A violência de gênero é uma das expressões mais brutais do machismo e da desigualdade que atravessam sociedades em todo o mundo. No entanto, algumas histórias, por sua profundidade e impacto, nos obrigam a confrontar verdades difíceis sobre a nossa humanidade. A história de Gisèle Pelicot, uma mulher francesa de 72 anos, é uma dessas histórias.

Fonte: Le Monde Foto: Christophe Simon / AFP

O caso só foi descoberto quando Dominique Pelicot foi flagrado por um segurança filmando por debaixo das saias de algumas mulheres. O que emergiu disso foi um dos piores crimes sexuais que se tem notícia. Por mais de uma década, Gisèle foi drogada e estuprada por dezenas de homens, em um esquema meticulosamente planejado e gravado por seu agora ex-marido, Dominique. No decorrer das investigações ainda foram descobertas fotos nuas tiradas sem o conhecimento da filha do casal Carolina Darian e das noras Celine e Aurore.
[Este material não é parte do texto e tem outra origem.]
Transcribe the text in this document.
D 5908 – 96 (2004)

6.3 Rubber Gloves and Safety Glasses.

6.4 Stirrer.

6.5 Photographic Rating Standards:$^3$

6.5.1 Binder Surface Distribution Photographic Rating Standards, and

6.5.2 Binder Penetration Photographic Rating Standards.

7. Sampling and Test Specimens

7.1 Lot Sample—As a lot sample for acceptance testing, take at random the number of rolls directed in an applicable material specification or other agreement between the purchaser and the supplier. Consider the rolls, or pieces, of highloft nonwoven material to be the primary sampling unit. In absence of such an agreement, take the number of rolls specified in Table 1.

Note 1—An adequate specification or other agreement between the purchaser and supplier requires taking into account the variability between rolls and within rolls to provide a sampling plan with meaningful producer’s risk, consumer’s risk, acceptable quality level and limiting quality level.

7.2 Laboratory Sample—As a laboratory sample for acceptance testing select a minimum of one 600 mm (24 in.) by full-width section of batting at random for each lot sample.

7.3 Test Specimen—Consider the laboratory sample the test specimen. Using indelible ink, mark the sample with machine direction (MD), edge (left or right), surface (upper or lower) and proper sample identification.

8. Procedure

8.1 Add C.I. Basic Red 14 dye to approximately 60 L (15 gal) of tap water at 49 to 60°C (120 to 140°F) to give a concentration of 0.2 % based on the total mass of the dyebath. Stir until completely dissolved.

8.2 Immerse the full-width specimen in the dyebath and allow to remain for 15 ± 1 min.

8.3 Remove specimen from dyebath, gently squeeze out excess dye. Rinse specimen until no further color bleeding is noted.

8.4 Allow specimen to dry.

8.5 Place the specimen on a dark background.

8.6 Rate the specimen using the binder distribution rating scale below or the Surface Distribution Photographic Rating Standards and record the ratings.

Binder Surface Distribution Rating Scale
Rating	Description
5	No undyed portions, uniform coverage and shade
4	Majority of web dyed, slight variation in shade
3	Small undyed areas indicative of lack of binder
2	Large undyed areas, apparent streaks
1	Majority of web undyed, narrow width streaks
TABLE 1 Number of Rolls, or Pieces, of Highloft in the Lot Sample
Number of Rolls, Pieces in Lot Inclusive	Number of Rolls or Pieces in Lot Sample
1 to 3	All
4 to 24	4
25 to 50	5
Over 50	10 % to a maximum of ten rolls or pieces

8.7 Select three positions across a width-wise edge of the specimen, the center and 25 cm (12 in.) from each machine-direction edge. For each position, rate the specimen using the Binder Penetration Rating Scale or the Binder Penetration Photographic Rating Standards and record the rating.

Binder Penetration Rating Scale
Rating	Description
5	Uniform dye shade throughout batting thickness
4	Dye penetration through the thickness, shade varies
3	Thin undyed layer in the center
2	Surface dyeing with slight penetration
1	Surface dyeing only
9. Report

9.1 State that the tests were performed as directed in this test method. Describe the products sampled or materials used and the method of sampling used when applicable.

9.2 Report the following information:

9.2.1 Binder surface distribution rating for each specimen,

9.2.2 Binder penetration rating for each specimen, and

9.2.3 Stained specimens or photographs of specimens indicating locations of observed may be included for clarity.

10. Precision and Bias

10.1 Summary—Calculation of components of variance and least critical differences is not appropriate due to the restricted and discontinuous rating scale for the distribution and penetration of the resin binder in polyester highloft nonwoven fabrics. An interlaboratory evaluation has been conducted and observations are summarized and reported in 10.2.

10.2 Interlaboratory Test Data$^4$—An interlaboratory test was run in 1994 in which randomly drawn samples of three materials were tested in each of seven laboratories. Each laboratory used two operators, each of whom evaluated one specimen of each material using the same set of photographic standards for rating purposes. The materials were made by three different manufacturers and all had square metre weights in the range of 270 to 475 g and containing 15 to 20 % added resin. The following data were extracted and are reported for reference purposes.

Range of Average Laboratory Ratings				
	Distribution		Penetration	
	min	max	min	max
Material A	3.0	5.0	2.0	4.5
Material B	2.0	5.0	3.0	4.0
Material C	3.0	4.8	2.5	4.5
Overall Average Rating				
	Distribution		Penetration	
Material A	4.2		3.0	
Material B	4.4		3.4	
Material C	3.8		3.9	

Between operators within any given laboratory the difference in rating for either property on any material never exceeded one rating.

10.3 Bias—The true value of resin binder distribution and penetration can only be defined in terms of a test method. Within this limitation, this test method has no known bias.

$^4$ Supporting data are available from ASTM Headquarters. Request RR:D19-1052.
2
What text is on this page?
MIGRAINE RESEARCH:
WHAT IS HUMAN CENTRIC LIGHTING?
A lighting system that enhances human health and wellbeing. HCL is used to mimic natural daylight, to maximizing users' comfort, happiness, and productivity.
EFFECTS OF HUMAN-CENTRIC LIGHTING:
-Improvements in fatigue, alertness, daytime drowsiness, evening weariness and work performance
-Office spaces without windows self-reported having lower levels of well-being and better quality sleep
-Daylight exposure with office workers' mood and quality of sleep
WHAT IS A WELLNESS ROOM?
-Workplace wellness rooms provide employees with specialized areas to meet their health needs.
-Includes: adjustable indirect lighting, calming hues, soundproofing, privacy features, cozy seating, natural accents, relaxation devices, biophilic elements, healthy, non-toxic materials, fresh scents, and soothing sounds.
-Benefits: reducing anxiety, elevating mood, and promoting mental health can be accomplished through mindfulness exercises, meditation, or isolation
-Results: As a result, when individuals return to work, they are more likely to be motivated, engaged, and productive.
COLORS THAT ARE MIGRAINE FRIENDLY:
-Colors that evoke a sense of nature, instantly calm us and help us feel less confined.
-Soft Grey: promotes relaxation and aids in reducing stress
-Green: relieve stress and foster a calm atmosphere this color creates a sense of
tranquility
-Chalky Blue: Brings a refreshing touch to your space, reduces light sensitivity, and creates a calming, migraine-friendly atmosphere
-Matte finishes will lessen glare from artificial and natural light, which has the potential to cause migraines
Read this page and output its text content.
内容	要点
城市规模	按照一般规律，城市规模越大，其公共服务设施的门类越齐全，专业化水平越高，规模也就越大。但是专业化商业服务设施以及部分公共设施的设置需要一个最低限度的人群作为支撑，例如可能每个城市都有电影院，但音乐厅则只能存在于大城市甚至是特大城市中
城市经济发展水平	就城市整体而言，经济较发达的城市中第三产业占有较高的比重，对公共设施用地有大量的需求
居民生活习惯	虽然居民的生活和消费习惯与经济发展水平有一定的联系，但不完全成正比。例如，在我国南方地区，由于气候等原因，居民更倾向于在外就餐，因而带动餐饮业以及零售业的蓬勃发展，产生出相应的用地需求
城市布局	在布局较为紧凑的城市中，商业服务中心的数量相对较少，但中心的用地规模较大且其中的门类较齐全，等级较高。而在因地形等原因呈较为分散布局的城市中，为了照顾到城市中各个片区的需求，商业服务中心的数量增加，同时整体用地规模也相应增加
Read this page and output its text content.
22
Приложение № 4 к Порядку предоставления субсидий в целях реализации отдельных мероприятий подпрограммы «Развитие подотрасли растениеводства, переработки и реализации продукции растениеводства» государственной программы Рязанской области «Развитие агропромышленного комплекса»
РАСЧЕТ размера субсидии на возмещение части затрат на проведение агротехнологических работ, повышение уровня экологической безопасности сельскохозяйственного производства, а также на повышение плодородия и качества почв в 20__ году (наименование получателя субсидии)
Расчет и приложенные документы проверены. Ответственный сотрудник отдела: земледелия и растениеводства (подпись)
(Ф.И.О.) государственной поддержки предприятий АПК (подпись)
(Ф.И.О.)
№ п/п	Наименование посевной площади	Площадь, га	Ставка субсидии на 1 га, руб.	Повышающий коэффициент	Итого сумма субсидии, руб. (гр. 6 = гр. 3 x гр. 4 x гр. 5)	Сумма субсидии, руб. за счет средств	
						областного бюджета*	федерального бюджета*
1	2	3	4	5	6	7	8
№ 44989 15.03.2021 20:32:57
O caso não é apenas chocante pelos números ou pelos detalhes grotescos revelados ao longo do julgamento iniciado em 2 de setembro de 2024. Ele se destaca também porque revela o quanto a indiferença, a desumanização e a cumplicidade coletiva podem transformar não só uma vida, mas várias em ruínas. 

Diante da tragédia, Gisèle escolheu não se silenciar. Recusando o anonimato garantido pela lei francesa, ela decidiu mostrar o rosto não apenas para a comuna de Mazan, na idílica região da Provença, como para todo o mundo. Essa mulher que teve não só a vida como a família destruída resolveu participar ativamente do julgamento e enfrentar seus agressores olho no olho. Essa decisão não apaga as feridas irreparáveis que ela sofreu, mas a posiciona como uma mulher de uma coragem extraordinária, disposta a desafiar tanto seus abusadores quanto a lógica social que tenta silenciar vítimas como ela.


A desumanização de Gisèle: a banalidade do mal em ação

O caso de Gisèle é uma manifestação concreta do conceito de banalidade do mal, formulado pela filósofa Hannah Arendt. Ao estudar o julgamento de Adolf Eichmann, um dos arquitetos do Holocausto, Arendt observou que os piores crimes não são necessariamente cometidos por monstros sádicos, mas por pessoas comuns que aceitam ordens ou se conformam com as normas sem questionar sua moralidade.

A banalidade do mal se manifestou de várias formas. Dominique, o ex-marido, utilizou sua posição de confiança para transformá-la em um objeto. Recrutou pela internet pelo menos 80 homens, com idades que variam entre 26 e 74 anos a participaram da violência sexual contra Gisèle. Estes homens jamais se questionarem sobre a moralidade de seus atos. Em pleno século XXI permaneceu a ideia de que “já que ela não disse nada, é porque ela concordou”. Dos indiciados, infelizmente nem todos foram identificados, muitos justificaram sua participação com base na palavra de Dominique, que lhes dizia que aquilo era consensual, mesmo com uma mulher visivelmente desacordada. Alguns chegaram a retornar a casa dos Pelicot e repetir a agressão. Estes homens não refletiram, não hesitaram, não se questionaram e, não recuaram diante do corpo inerte de Gisèle.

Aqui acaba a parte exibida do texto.